Clogs are often caused when improper items are flushed down a drain. For example, food particles can get trapped in a kitchen sink without a garbage disposal, or hair strands and other debris can build up in shower drains. In some cases, large insoluble objects can even slip into toilets and cause major blockages.

A plumber will assess your home’s drainage system to determine the type of pipes it uses. A thorough assessment includes looking at a number of factors, including how long the pipes have been in place, their condition and whether they’re prone to rust or corrosion. Having this information can help your plumber recommend the best maintenance or repair strategy.

Sewer Pipes

Unlike drain pipes, sewer pipes carry waste away from your home. When you flush your toilet, that waste travels through the main sewer line to the city sewer line underneath your street, or if you have a private septic tank, it carries it to your septic system. The main sewer line can be made from various materials, but PVC pipe is currently the most popular for residential use. PVC is simple to install, inexpensive, and durable. It also has the advantage of fitting together tightly, which makes it harder for tree roots to enter the joints.

Other popular types of residential plumbing pipes are copper and polyethylene (PEX). Copper is a more expensive material but is stronger, doesn’t rust or corrode, and resists temperature changes. PEX, on the other hand, is flexible, easy to install and inexpensive. It can be used for hot or cold water, and is more resistant to damage from chemicals or sharp objects than other types of pipes.

Where drainage piping of different sizes meets, the joints shall be caulked with an approved sealant or by threading. Joints between cast-iron and other pipes, or between a PEX and another type of piping, may be made with an approved adapter fitting.

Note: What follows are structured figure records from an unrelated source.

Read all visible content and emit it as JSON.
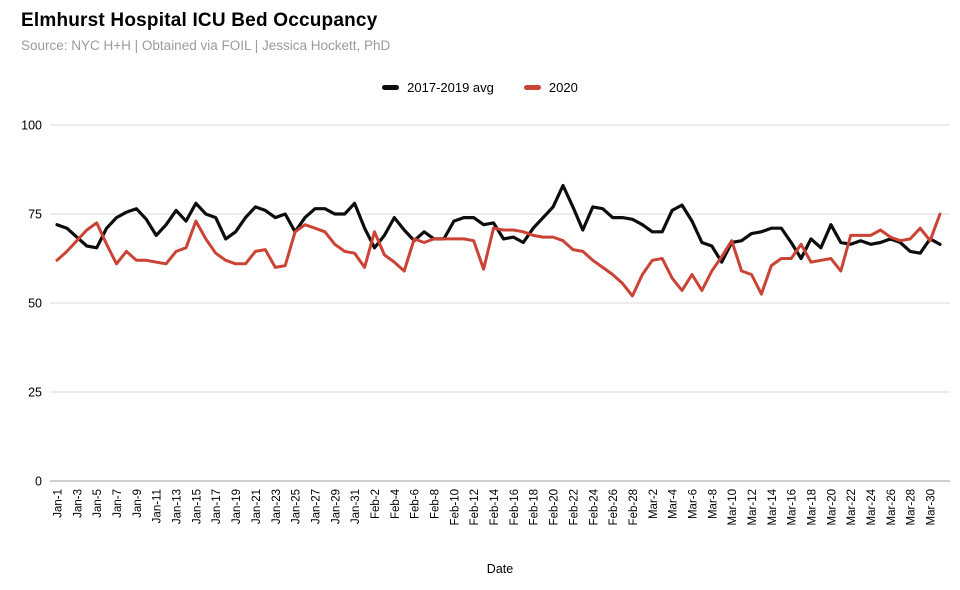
{
  "header": {
    "title": "Elmhurst Hospital ICU Bed Occupancy",
    "subtitle": "Source: NYC H+H | Obtained via FOIL | Jessica Hockett, PhD"
  },
  "legend": {
    "items": [
      {
        "label": "2017-2019 avg",
        "color": "#0d0d0d"
      },
      {
        "label": "2020",
        "color": "#cb4335"
      }
    ]
  },
  "axes": {
    "x_title": "Date",
    "y_tick_labels": [
      "0",
      "25",
      "50",
      "75",
      "100"
    ]
  },
  "colors": {
    "grid": "#e2e2e2",
    "baseline": "#b5b5b5",
    "tick_text": "#000000"
  },
  "chart_data": {
    "type": "line",
    "title": "Elmhurst Hospital ICU Bed Occupancy",
    "subtitle": "Source: NYC H+H | Obtained via FOIL | Jessica Hockett, PhD",
    "xlabel": "Date",
    "ylabel": "",
    "ylim": [
      0,
      100
    ],
    "yticks": [
      0,
      25,
      50,
      75,
      100
    ],
    "grid": true,
    "legend_position": "top",
    "x_tick_every": 2,
    "dates": [
      "Jan-1",
      "Jan-2",
      "Jan-3",
      "Jan-4",
      "Jan-5",
      "Jan-6",
      "Jan-7",
      "Jan-8",
      "Jan-9",
      "Jan-10",
      "Jan-11",
      "Jan-12",
      "Jan-13",
      "Jan-14",
      "Jan-15",
      "Jan-16",
      "Jan-17",
      "Jan-18",
      "Jan-19",
      "Jan-20",
      "Jan-21",
      "Jan-22",
      "Jan-23",
      "Jan-24",
      "Jan-25",
      "Jan-26",
      "Jan-27",
      "Jan-28",
      "Jan-29",
      "Jan-30",
      "Jan-31",
      "Feb-1",
      "Feb-2",
      "Feb-3",
      "Feb-4",
      "Feb-5",
      "Feb-6",
      "Feb-7",
      "Feb-8",
      "Feb-9",
      "Feb-10",
      "Feb-11",
      "Feb-12",
      "Feb-13",
      "Feb-14",
      "Feb-15",
      "Feb-16",
      "Feb-17",
      "Feb-18",
      "Feb-19",
      "Feb-20",
      "Feb-21",
      "Feb-22",
      "Feb-23",
      "Feb-24",
      "Feb-25",
      "Feb-26",
      "Feb-27",
      "Feb-28",
      "Mar-1",
      "Mar-2",
      "Mar-3",
      "Mar-4",
      "Mar-5",
      "Mar-6",
      "Mar-7",
      "Mar-8",
      "Mar-9",
      "Mar-10",
      "Mar-11",
      "Mar-12",
      "Mar-13",
      "Mar-14",
      "Mar-15",
      "Mar-16",
      "Mar-17",
      "Mar-18",
      "Mar-19",
      "Mar-20",
      "Mar-21",
      "Mar-22",
      "Mar-23",
      "Mar-24",
      "Mar-25",
      "Mar-26",
      "Mar-27",
      "Mar-28",
      "Mar-29",
      "Mar-30",
      "Mar-31"
    ],
    "series": [
      {
        "name": "2017-2019 avg",
        "color": "#0d0d0d",
        "stroke_width": 3.2,
        "values": [
          72,
          71,
          68.5,
          66,
          65.5,
          71,
          74,
          75.5,
          76.5,
          73.5,
          69,
          72,
          76,
          73,
          78,
          75,
          74,
          68,
          70,
          74,
          77,
          76,
          74,
          75,
          70,
          74,
          76.5,
          76.5,
          75,
          75,
          78,
          71,
          65.5,
          69,
          74,
          70.5,
          67.5,
          70,
          68,
          68,
          73,
          74,
          74,
          72,
          72.5,
          68,
          68.5,
          67,
          71,
          74,
          77,
          83,
          77,
          70.5,
          77,
          76.5,
          74,
          74,
          73.5,
          72,
          70,
          70,
          76,
          77.5,
          73,
          67,
          66,
          61.5,
          67,
          67.5,
          69.5,
          70,
          71,
          71,
          67,
          62.5,
          68,
          65.5,
          72,
          67,
          66.5,
          67.5,
          66.5,
          67,
          68,
          67,
          64.5,
          64,
          68,
          66.5
        ]
      },
      {
        "name": "2020",
        "color": "#cb4335",
        "stroke_width": 3,
        "values": [
          62,
          64.5,
          67.5,
          70.5,
          72.5,
          66.5,
          61,
          64.5,
          62,
          62,
          61.5,
          61,
          64.5,
          65.5,
          73,
          68,
          64,
          62,
          61,
          61,
          64.5,
          65,
          60,
          60.5,
          70,
          72,
          71,
          70,
          66.5,
          64.5,
          64,
          60,
          70,
          63.5,
          61.5,
          59,
          68,
          67,
          68,
          68,
          68,
          68,
          67.5,
          59.5,
          71,
          70.5,
          70.5,
          70,
          69,
          68.5,
          68.5,
          67.5,
          65,
          64.5,
          62,
          60,
          58,
          55.5,
          52,
          58,
          62,
          62.5,
          57,
          53.5,
          58,
          53.5,
          59,
          63,
          67.5,
          59,
          58,
          52.5,
          60.5,
          62.5,
          62.5,
          66.5,
          61.5,
          62,
          62.5,
          59,
          69,
          69,
          69,
          70.5,
          68.5,
          67.5,
          68,
          71,
          67.5,
          75
        ]
      }
    ]
  }
}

Any drain, building sewer or building drain connecting to a toilet, urinal or similar fixture shall be provided with a backwater valve. Building drains connecting to a macerating toilet assembly shall be provided with a sewage pump or a sewage ejector that automatically discharges waste from the fixture to the drainage system.

Sewage or other waste from a plumbing system that could be deleterious to surface or subsurface waters shall not be discharged on the ground or into any waterway unless it has first been rendered innocuous by an approved method of treatment.

The size of a drainage pipe depends on the amount of waste it will be carrying. For example, toilet drains are generally 3 inches in diameter while washing machines and laundry sinks use 2-inch drain pipes. It is important to make sure the piping is properly sized to prevent full-bore flow, which can cause the pipes to overflow and become clogged.